Personal details
- Born: 1908 Tai'an County, Shandong Province, Qing Dynasty, China
- Died: 1977 (aged 68–69)
- Party: Chinese Communist Party
- Sex: Male
- Other names: 马励明 马云亭 王振祥

= Ma Shouyu =

Chinese politician (1908–1977)

Ma Shouyu (马守愚 (馬守愚), 1908 - 1977) was a political figure in the early Chinese Communist Party.

== Early life ==
Ma was born in Tai'an County, Shandong Province.

== Career ==
In 1924, he was admitted to Shandong Provincial First Normal School. He joined the Communist Youth League of China at the school and became a member of the Chinese Communist Party (CCP) the same year. In 1925, the CCP Shandong Provincial Executive Committee sent him to Tai'an, to establish party organizations. Wang Zhongxiu and Yu Zanzhi were sent to Tai'an soon after. They recruited Qin Shaoxiang and Sun Jianlin as party members in Tai'an Railway Station.

In the spring of 1926, these five members had a meeting in a mountain, and established the CCP Tai'an Branch, which belonged to CCP Shandong Provincial Executive Committee. Ma was elected as the secretary, while Yu, Wang and Qin became committee members. Ma went to Qufu the same year to publicize the CCP in the Temple of Confucius. During that summer, the CCP Branch of Shandong Provincial Second Normal School was set up, and Ma was elected to be in charge. Soon after, Ma left and Gong Changfu took this position.

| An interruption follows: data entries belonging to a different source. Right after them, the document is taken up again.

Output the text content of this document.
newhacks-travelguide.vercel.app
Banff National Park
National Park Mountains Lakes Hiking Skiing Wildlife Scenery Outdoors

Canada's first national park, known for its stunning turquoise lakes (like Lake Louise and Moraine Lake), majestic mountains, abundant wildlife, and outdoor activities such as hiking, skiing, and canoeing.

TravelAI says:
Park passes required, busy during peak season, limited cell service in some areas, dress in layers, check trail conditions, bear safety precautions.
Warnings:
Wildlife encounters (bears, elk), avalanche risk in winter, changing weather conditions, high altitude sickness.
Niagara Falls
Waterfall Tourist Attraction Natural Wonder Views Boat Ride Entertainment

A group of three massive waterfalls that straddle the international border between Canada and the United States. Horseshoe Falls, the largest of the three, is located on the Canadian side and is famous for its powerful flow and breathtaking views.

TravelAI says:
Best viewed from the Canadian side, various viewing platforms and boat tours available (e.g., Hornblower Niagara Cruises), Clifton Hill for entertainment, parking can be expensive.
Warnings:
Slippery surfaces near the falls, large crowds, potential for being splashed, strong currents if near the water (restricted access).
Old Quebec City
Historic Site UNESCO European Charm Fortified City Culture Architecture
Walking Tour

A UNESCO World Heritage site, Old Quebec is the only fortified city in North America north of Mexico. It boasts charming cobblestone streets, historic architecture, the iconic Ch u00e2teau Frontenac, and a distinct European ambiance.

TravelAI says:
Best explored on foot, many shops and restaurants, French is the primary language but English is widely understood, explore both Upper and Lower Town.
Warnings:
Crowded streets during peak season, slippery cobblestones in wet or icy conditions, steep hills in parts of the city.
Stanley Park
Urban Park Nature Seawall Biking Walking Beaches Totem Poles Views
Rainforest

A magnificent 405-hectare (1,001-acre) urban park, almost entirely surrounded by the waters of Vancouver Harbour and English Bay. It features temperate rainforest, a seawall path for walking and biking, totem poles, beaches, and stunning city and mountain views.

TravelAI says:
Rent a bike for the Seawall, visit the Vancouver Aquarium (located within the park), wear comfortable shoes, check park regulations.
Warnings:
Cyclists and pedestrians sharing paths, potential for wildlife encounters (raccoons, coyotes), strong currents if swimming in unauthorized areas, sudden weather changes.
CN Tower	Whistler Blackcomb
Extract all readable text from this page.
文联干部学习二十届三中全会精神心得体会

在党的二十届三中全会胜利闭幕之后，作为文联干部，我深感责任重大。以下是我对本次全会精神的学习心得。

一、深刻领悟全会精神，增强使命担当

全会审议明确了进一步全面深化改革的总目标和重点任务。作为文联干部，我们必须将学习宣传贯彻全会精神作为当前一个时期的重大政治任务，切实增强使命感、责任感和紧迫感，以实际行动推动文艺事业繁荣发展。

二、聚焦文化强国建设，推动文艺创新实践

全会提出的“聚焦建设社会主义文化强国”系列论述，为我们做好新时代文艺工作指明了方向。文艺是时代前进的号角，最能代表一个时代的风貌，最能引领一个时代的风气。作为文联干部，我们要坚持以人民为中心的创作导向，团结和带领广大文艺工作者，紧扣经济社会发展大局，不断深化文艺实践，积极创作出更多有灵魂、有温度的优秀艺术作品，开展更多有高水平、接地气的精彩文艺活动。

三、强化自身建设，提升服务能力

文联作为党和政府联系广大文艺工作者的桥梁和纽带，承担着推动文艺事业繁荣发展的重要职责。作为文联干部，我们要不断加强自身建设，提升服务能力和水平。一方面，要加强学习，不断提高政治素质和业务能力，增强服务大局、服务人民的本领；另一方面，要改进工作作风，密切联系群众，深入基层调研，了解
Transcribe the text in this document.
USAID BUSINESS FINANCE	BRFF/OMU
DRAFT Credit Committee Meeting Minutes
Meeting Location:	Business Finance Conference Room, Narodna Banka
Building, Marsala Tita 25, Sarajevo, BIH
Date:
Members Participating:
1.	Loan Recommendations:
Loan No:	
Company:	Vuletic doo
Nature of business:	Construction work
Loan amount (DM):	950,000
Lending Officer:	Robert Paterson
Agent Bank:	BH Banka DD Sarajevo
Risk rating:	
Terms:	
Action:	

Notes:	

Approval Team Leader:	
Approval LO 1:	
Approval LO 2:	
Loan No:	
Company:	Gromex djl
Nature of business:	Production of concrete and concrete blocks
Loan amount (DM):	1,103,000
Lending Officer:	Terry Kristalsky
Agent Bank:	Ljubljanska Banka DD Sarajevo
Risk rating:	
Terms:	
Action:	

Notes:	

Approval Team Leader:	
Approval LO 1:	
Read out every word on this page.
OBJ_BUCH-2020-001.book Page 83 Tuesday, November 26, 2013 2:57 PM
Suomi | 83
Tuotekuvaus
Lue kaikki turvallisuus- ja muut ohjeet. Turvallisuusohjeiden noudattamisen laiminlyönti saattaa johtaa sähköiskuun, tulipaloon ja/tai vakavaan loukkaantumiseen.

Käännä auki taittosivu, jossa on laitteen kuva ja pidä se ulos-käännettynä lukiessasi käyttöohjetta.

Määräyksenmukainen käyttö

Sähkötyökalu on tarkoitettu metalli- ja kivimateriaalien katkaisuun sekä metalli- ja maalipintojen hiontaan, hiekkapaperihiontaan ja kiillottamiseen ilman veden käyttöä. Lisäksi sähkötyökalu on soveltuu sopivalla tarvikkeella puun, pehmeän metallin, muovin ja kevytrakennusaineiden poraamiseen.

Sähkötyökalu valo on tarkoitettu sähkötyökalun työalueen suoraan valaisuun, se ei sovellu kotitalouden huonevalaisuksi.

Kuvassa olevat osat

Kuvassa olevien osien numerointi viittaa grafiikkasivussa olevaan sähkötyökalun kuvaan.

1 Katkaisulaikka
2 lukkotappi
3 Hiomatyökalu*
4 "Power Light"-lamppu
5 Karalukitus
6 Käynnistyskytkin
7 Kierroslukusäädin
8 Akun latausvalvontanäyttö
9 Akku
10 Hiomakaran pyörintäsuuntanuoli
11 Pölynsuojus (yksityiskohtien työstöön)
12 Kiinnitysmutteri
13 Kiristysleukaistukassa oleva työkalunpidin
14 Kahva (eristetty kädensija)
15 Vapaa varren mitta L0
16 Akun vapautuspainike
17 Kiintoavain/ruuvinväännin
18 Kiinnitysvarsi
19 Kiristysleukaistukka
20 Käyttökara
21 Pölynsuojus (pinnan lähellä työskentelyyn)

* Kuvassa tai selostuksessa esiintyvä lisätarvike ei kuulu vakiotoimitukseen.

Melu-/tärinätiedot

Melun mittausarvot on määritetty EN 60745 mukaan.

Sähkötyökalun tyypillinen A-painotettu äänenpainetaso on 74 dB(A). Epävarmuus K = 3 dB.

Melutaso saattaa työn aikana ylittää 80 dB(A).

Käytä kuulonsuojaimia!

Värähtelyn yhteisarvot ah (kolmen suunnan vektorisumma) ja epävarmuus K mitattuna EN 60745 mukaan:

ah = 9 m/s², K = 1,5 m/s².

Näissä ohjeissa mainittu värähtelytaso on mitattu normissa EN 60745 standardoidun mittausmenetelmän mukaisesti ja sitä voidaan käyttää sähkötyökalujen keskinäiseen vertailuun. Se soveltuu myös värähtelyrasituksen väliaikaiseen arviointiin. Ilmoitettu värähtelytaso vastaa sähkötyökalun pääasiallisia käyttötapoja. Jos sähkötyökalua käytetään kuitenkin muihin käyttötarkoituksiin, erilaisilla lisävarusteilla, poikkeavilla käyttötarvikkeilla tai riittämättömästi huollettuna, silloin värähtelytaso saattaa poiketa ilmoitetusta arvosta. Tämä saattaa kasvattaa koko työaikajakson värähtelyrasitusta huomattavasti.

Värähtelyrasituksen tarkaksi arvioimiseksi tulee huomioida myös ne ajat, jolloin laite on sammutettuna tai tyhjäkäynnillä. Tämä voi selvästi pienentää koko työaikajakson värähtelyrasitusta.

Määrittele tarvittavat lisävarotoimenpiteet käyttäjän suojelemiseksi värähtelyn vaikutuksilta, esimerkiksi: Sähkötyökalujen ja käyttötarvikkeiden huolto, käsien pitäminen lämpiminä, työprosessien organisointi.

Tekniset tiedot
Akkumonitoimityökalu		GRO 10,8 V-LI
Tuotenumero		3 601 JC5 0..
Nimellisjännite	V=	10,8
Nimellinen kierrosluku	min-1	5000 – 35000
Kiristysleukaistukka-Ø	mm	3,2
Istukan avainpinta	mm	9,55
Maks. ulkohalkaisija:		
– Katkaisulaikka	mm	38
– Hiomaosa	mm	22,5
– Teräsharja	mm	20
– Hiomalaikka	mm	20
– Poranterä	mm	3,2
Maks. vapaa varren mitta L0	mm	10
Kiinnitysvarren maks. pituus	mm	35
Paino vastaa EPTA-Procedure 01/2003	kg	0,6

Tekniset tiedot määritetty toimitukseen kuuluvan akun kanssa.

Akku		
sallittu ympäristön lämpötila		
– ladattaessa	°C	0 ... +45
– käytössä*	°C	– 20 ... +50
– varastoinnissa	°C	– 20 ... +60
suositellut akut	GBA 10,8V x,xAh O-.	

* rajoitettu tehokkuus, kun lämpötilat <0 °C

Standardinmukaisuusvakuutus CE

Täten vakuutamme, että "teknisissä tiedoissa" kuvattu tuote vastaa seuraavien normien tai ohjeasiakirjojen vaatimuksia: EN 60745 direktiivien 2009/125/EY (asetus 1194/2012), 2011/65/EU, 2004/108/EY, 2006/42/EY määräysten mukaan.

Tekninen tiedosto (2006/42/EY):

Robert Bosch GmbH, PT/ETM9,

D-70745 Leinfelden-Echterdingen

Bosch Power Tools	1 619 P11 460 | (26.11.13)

In August, 1927, Wu Guanying, Li Henian and some other members established the CCP Tai'an County Committee under the CCP Shandong Province Committee. Ma served as the secretary. In 1929, he was arrested by Kuomintang and sentenced for 6 months in prison. After his release, he went to Shanghai, and the CCP Central Committee assigned him to Northeast China to preside over the work of the CCP Manchurian Provincial Committee. As soon as he arrived there, he rebuilt the Fushun underground party organization together with Yang Jingyu. It went through several disruptions. On August 30, 1929, both were arrested by Kenpeitai due to Fan Qing's report. In 1931, Ma was released. He exited the CCP. The next year, he went to study in Japan and took part in the Chinese Youth Party. After returning to China, he served as a lecturer at Peking Northeastern University. When the Second Sino-Japanese War occurred in 1937, Ma served under Cheng Qian. During the Anti-Rightist Campaign of the CCP in 1957, he was considered to be a rightist.

== Death ==
He died in 1977. In December 1979, Xiangtan Municipal Committee decided to rehabilitate and restore Ma's reputation.